Ahardyfool · 13/01/2019 18:51

This won’t be true for all but there is perhaps a case for suggesting that some parents feel the need to defend their choice as ‘the only possible choice’. What’s that book (that I didn’t particularly like) A Life’s Work by Rachel somebody... all about the sudden realisation (after you’ve birthed said children) that it is one of the hardest things you’ll ever undertake..? Again, she speaks a lot of truth because it is tough - depressingly so at times. I don’t think we are able to rationalise WHY we do it too well. And for those that are unable to conceive children, it is also hard to explain the pain that comes with that (I imagine). We are all in a similar boat in that we are either very sure we don’t want children, very sure we do want children and have them, or very sure we do want children but cannot have them. Whatever it is that makes us so resolute I haven’t heard anyone explain. But I don’t think we have a lot of choice in those feelings. So, when people go against what WE personally feel it is disconcerting and we all know how humans can tend to cope with anomalous behaviour. They are quite often aggressive, and spiteful and horrible. And that is fear. Fear of the choices we made, fear of the choices we didn’t get to make in my humble opinion.

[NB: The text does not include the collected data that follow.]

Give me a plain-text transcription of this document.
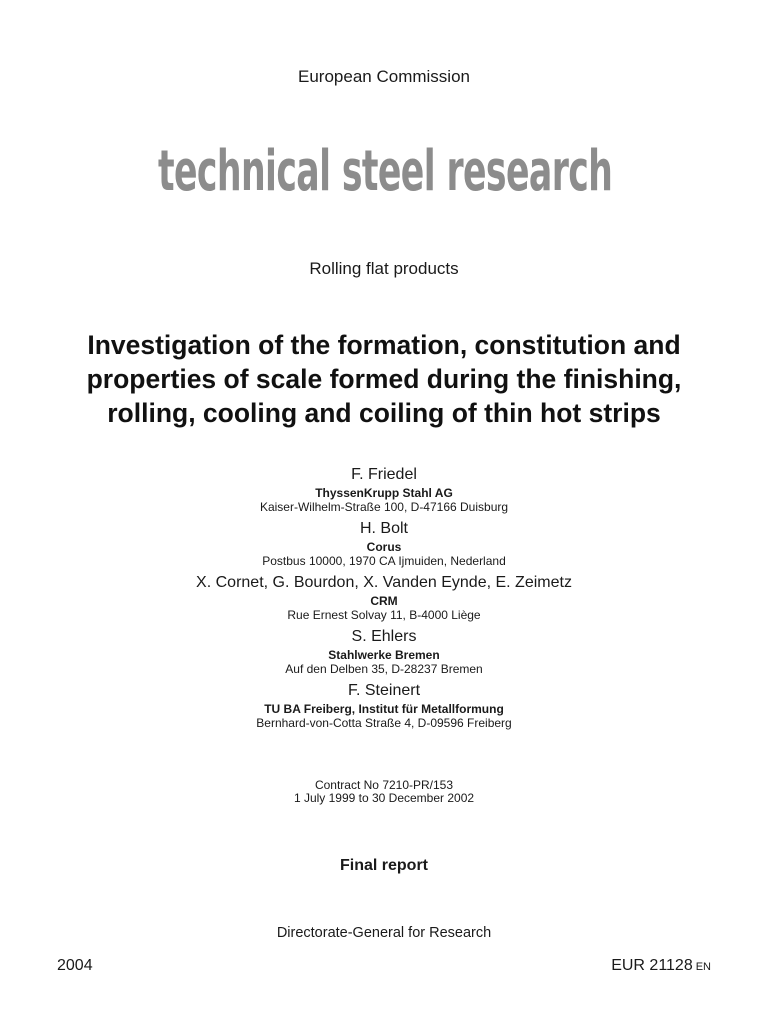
European Commission

technical steel research

Rolling flat products

Investigation of the formation, constitution and
properties of scale formed during the finishing,
rolling, cooling and coiling of thin hot strips
F. Friedel
ThyssenKrupp Stahl AG
Kaiser-Wilhelm-Straße 100, D-47166 Duisburg
H. Bolt
Corus
Postbus 10000, 1970 CA Ijmuiden, Nederland
X. Cornet, G. Bourdon, X. Vanden Eynde, E. Zeimetz
CRM
Rue Ernest Solvay 11, B-4000 Liège
S. Ehlers
Stahlwerke Bremen
Auf den Delben 35, D-28237 Bremen
F. Steinert
TU BA Freiberg, Institut für Metallformung
Bernhard-von-Cotta Straße 4, D-09596 Freiberg
Contract No 7210-PR/153
1 July 1999 to 30 December 2002

Final report

Directorate-General for Research

2004	EUR 21128 EN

Ifeelsuchafool · 13/01/2019 18:53

I was adamant all through my 20s that I never wanted children. Then I hit 30 and suddenly realised that it soon wouldn't be my choice to make. (Early menopause runs in my family.) It was like a switch had been thrown and I changed my mind almost overnight. (I have to be in control; not of others, but of myself.) As soon as realised I was pregnant I immediately thought, "Oh God", What have I done?" But that was because I'm also a coward. (In the face of physical pain, not other stuff.)

Was the best decision I have ever made. I lost my husband, my status (which largely came via him) Lost a comfortable and financially secure life. Still don't regret one moment of any of it. Now, pushing 60 far harder than I like to admit, I work 50+ hours every week over 6 days in three low paid jobs just to keep an extremely modest roof over my head. Not totally poverty stricken but some months are, "heat or eat" months, like this one.
Am I bonkers? Possibly. Do you have the right to judge me as such? No. Glad you're happy with your decision. Genuinely hope you don't ever regret it. One bit of advice. Stop judging people and get on with your own life.

stevie69 · 13/01/2019 18:54

I assure you, you don’t.

Trust me, I've got a fair idea. I've never done a bungee jump but I've a pretty good feeling that I wouldn't like it.

I chat to many people who have children; I listen to constant musings in the office about family life. To say that I've no idea is just ..... not true.